The Chancellor is expected to announce in today’s Budget that the much-maligned Money Advice Service is to be abolished. Mark Soper reports on its short but checkered history.
A true ‘White Elephant’ with a total cost of around £250m to date and despite a quarter of this being spent on marketing, a recent review by Christine Farnish, former head of the National Association of Pension Funds found that very few members of the general public had even heard of it.
Launched in 2010, it did not take long for serious concerns about the service to be flagged up and during a select committee hearing in 2012 financial advice pundit, Martin Lewis, called the service ‘’embarrassing’’ and its product ‘’crap”.
With the advent of pension freedoms, Pensionwise was born and although charged with focused guidance for investors taking their retirement benefits rather than the delivery of overall financial guidance that was the domain of the MAS, the guidance area had become muddied.

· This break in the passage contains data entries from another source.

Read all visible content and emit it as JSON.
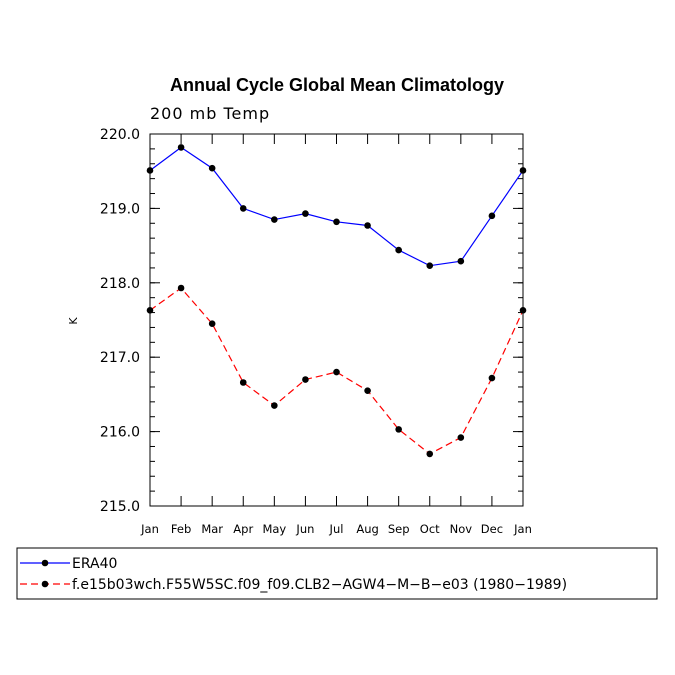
{
  "chart_data": {
    "type": "line",
    "title": "Annual Cycle Global Mean Climatology",
    "subtitle": "200 mb Temp",
    "xlabel": "",
    "ylabel": "K",
    "ylim": [
      215.0,
      220.0
    ],
    "yticks": [
      "215.0",
      "216.0",
      "217.0",
      "218.0",
      "219.0",
      "220.0"
    ],
    "yticks_values": [
      215.0,
      216.0,
      217.0,
      218.0,
      219.0,
      220.0
    ],
    "categories": [
      "Jan",
      "Feb",
      "Mar",
      "Apr",
      "May",
      "Jun",
      "Jul",
      "Aug",
      "Sep",
      "Oct",
      "Nov",
      "Dec",
      "Jan"
    ],
    "series": [
      {
        "name": "ERA40",
        "color": "#0000ff",
        "dash": "solid",
        "values": [
          219.51,
          219.82,
          219.54,
          219.0,
          218.85,
          218.93,
          218.82,
          218.77,
          218.44,
          218.23,
          218.29,
          218.9,
          219.51
        ]
      },
      {
        "name": "f.e15b03wch.F55W5SC.f09_f09.CLB2−AGW4−M−B−e03 (1980−1989)",
        "color": "#ff0000",
        "dash": "dashed",
        "values": [
          217.63,
          217.93,
          217.45,
          216.66,
          216.35,
          216.7,
          216.8,
          216.55,
          216.03,
          215.7,
          215.92,
          216.72,
          217.63
        ]
      }
    ],
    "legend": "bottom-left"
  }
}
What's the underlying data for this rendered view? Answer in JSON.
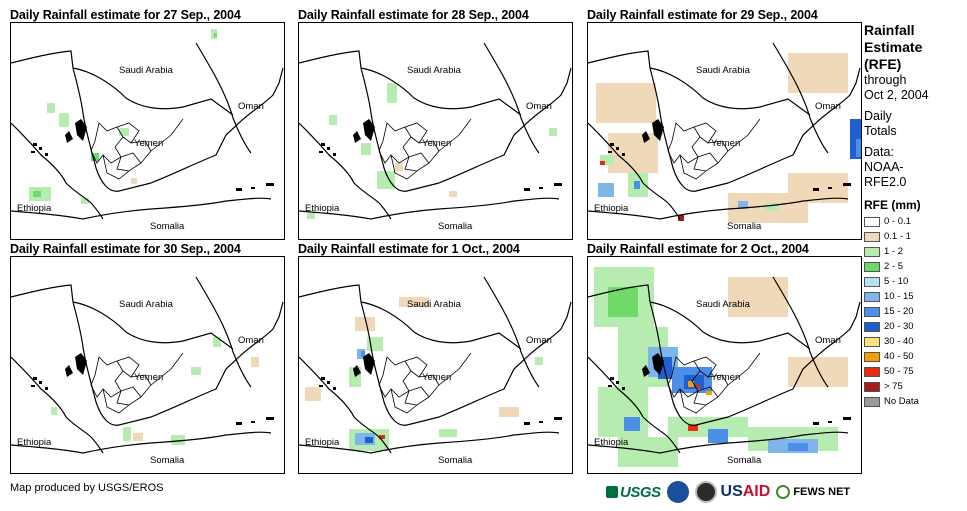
{
  "panels": [
    {
      "title": "Daily Rainfall estimate for 27 Sep., 2004"
    },
    {
      "title": "Daily Rainfall estimate for 28 Sep., 2004"
    },
    {
      "title": "Daily Rainfall estimate for 29 Sep., 2004"
    },
    {
      "title": "Daily Rainfall estimate for 30 Sep., 2004"
    },
    {
      "title": "Daily Rainfall estimate for 1 Oct., 2004"
    },
    {
      "title": "Daily Rainfall estimate for 2 Oct., 2004"
    }
  ],
  "map_labels": {
    "saudi": "Saudi Arabia",
    "oman": "Oman",
    "yemen": "Yemen",
    "ethiopia": "Ethiopia",
    "somalia": "Somalia"
  },
  "legend": {
    "title_line1": "Rainfall",
    "title_line2": "Estimate",
    "title_line3": "(RFE)",
    "through": "through",
    "through_date": "Oct 2, 2004",
    "daily1": "Daily",
    "daily2": "Totals",
    "data1": "Data:",
    "data2": "NOAA-",
    "data3": "RFE2.0",
    "rfe_heading": "RFE (mm)",
    "items": [
      {
        "label": "0 - 0.1",
        "color": "#ffffff"
      },
      {
        "label": "0.1 - 1",
        "color": "#efd9b9"
      },
      {
        "label": "1 - 2",
        "color": "#b7ecb1"
      },
      {
        "label": "2 - 5",
        "color": "#6fd96a"
      },
      {
        "label": "5 - 10",
        "color": "#b2e5f5"
      },
      {
        "label": "10 - 15",
        "color": "#7fb6ea"
      },
      {
        "label": "15 - 20",
        "color": "#4c8fe6"
      },
      {
        "label": "20 - 30",
        "color": "#1f5fd0"
      },
      {
        "label": "30 - 40",
        "color": "#ffe27a"
      },
      {
        "label": "40 - 50",
        "color": "#f5a000"
      },
      {
        "label": "50 - 75",
        "color": "#e82c0c"
      },
      {
        "label": "> 75",
        "color": "#a51e1e"
      },
      {
        "label": "No Data",
        "color": "#999999"
      }
    ]
  },
  "credit": "Map produced by USGS/EROS",
  "logos": {
    "usgs": "USGS",
    "usaid_us": "US",
    "usaid_aid": "AID",
    "fews": "FEWS NET"
  }
}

Instead of ‘’Asking Ma’’ the Treasury asked Martin Lewis who was again drafted in last year to try and improve matters and in January this year, MAS reported that between April and December 2015 there had been a record 12 million website hits resulting in around 11 million financial transactions. Despite this news, George Osborne is clearly unimpressed and the service will now be gradually wound up and replaced by a more streamlined service.
For Martin Lewis, well, we do not expect he will need to dust off his CV anytime soon.